Funerals, Jehovah’s Witnesses & Foriegn College Students

Normally at this time of year in Northern Michigan, the ground is covered with snow, the county road crews are busy keeping the roads clear and people are enjoying the various winter activities available around the area.

But not this year. We’ve had maybe six inches of snow over the past two months (January and December) and just recently, we’ve experienced an extraordinary amount of rain. All of this strange wacky weather is not making anyone in the tourism industry happy. Most ski resorts have reported a very large drop in attendance and a lot of the tourists who haul their snowmobiles up from downstate find themselves riding on muddy trails and in 30 and 40-degree weather. Not much fun at all.

But, that’s not what I want to talk about today. Today, I want to touch upon a subject that has touched my life very recently: funerals.

About two or three days after I lost my job last November, I received a call from my mother telling me that my grandmother (father’s side) had died. The funeral was scheduled for the day after Thanksgiving and she wanted to know if my twin brother Damien and I could make it.

The wake came and went. I saw and spoke with relatives I hadn’t seen in ten years or so, shook hands and politely paid my last respects. I did not cry.

A couple of days ago, my mom called again and said that my grandfather (father’s side) had died. Again, I felt no absolutely no grief and my mom even mentioned that no one from my immediately family was planning on going to the wake or the funeral. What’s the problem here? What’s going on?

Considering that I’ve probably met my father’s parent’s only 3 or 4 times in my entire life, I can easily justify the lack of emotional attachment. They simply were not a part of my life. We were never close. The primary reason for this is that my grandparents were devout Jehovah’s Witnesses and disowned any family member that married out-of-faith, which included my father. Why?

Since my father passed away in 1985 (while we were living in N. Yorkshire, England), I have not spoken with or heard from my grandparents. My brother, Damien, wrote them a letter his senior year of high school requesting pictures and stories of our dad, to find out more about the man who left our lives much much too early.
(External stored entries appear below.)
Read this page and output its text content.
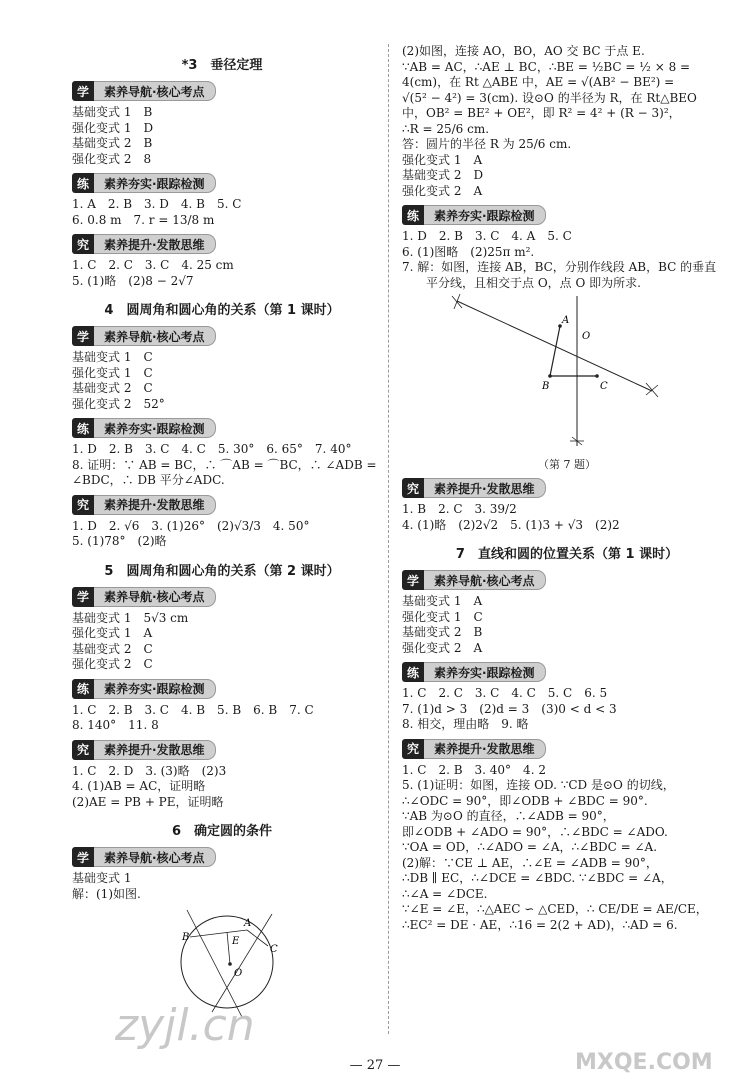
*3　垂径定理
学	素养导航·核心考点
基础变式 1　B
强化变式 1　D
基础变式 2　B
强化变式 2　8
练	素养夯实·跟踪检测
1. A　2. B　3. D　4. B　5. C
6. 0.8 m　7. r = 13/8 m
究	素养提升·发散思维
1. C　2. C　3. C　4. 25 cm
5. (1)略　(2)8 − 2√7
4　圆周角和圆心角的关系（第 1 课时）
学	素养导航·核心考点
基础变式 1　C
强化变式 1　C
基础变式 2　C
强化变式 2　52°
练	素养夯实·跟踪检测
1. D　2. B　3. C　4. C　5. 30°　6. 65°　7. 40°
8. 证明：∵ AB = BC，∴ ⌒AB = ⌒BC，∴ ∠ADB =
∠BDC，∴ DB 平分∠ADC.
究	素养提升·发散思维
1. D　2. √6　3. (1)26°　(2)√3/3　4. 50°
5. (1)78°　(2)略
5　圆周角和圆心角的关系（第 2 课时）
学	素养导航·核心考点
基础变式 1　5√3 cm
强化变式 1　A
基础变式 2　C
强化变式 2　C
练	素养夯实·跟踪检测
1. C　2. B　3. C　4. B　5. B　6. B　7. C
8. 140°　11. 8
究	素养提升·发散思维
1. C　2. D　3. (3)略　(2)3
4. (1)AB = AC，证明略
(2)AE = PB + PE，证明略
6　确定圆的条件
学	素养导航·核心考点
基础变式 1
解：(1)如图.
B
A
C
E
O
(2)如图，连接 AO，BO，AO 交 BC 于点 E.
∵AB = AC，∴AE ⊥ BC，∴BE = ½BC = ½ × 8 =
4(cm)，在 Rt △ABE 中，AE = √(AB² − BE²) =
√(5² − 4²) = 3(cm). 设⊙O 的半径为 R，在 Rt△BEO
中，OB² = BE² + OE²，即 R² = 4² + (R − 3)²，
∴R = 25/6 cm.
答：圆片的半径 R 为 25/6 cm.
强化变式 1　A
基础变式 2　D
强化变式 2　A
练	素养夯实·跟踪检测
1. D　2. B　3. C　4. A　5. C
6. (1)图略　(2)25π m².
7. 解：如图，连接 AB，BC，分别作线段 AB，BC 的垂直
　　平分线，且相交于点 O，点 O 即为所求.
A
B	C
O
（第 7 题）
究	素养提升·发散思维
1. B　2. C　3. 39/2
4. (1)略　(2)2√2　5. (1)3 + √3　(2)2
7　直线和圆的位置关系（第 1 课时）
学	素养导航·核心考点
基础变式 1　A
强化变式 1　C
基础变式 2　B
强化变式 2　A
练	素养夯实·跟踪检测
1. C　2. C　3. C　4. C　5. C　6. 5
7. (1)d > 3　(2)d = 3　(3)0 < d < 3
8. 相交，理由略　9. 略
究	素养提升·发散思维
1. C　2. B　3. 40°　4. 2
5. (1)证明：如图，连接 OD. ∵CD 是⊙O 的切线，
∴∠ODC = 90°，即∠ODB + ∠BDC = 90°.
∵AB 为⊙O 的直径，∴∠ADB = 90°，
即∠ODB + ∠ADO = 90°，∴∠BDC = ∠ADO.
∵OA = OD，∴∠ADO = ∠A，∴∠BDC = ∠A.
(2)解：∵CE ⊥ AE，∴∠E = ∠ADB = 90°，
∴DB ∥ EC，∴∠DCE = ∠BDC. ∵∠BDC = ∠A，
∴∠A = ∠DCE.
∵∠E = ∠E，∴△AEC ∽ △CED，∴ CE/DE = AE/CE，
∴EC² = DE · AE，∴16 = 2(2 + AD)，∴AD = 6.
— 27 —
zyjl.cn
MXQE.COM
A few weeks later, a package arrived with a few pictures and a very large amount of JW propaganda, as well as a letter welcoming him to the Kingdom Hall. Why is this?

I relate this story mostly to just get it off my chest. But, I also want to share my life and experiences with others. I’ve discovered over the past few years that people like to hear stories about the places I’ve lived and the people I’ve met. Whenever I tell people that I grew up around the world and all across the United States, pretty much all other conversation stops and I have the floor. Why is this?

On a similar note, having grown up in multiple cultures and societies, I usually tend to see things from a different perspective than most Americans. And this makes me different. Being “different” can sometimes be bad in our American society. No matter how many laws are passed protecting the “different” people, our society will continue to persecute and discriminate against anything or anybody that does not go along with the norm. Why is this?

In college, I had many more friends who were from foreign countries than I did American friends. At night, I would go down to my dorm’s study area and it was always the foreign students who were hitting the books. The American college students were usually out getting drunk or laid. Often, I would sit and help the foreign students compose that difficult sentence or try to give them analogies for that hard-to-understand English phrase. I would proof their papers and help them with their English. I was the only student who would be doing this. Why is this?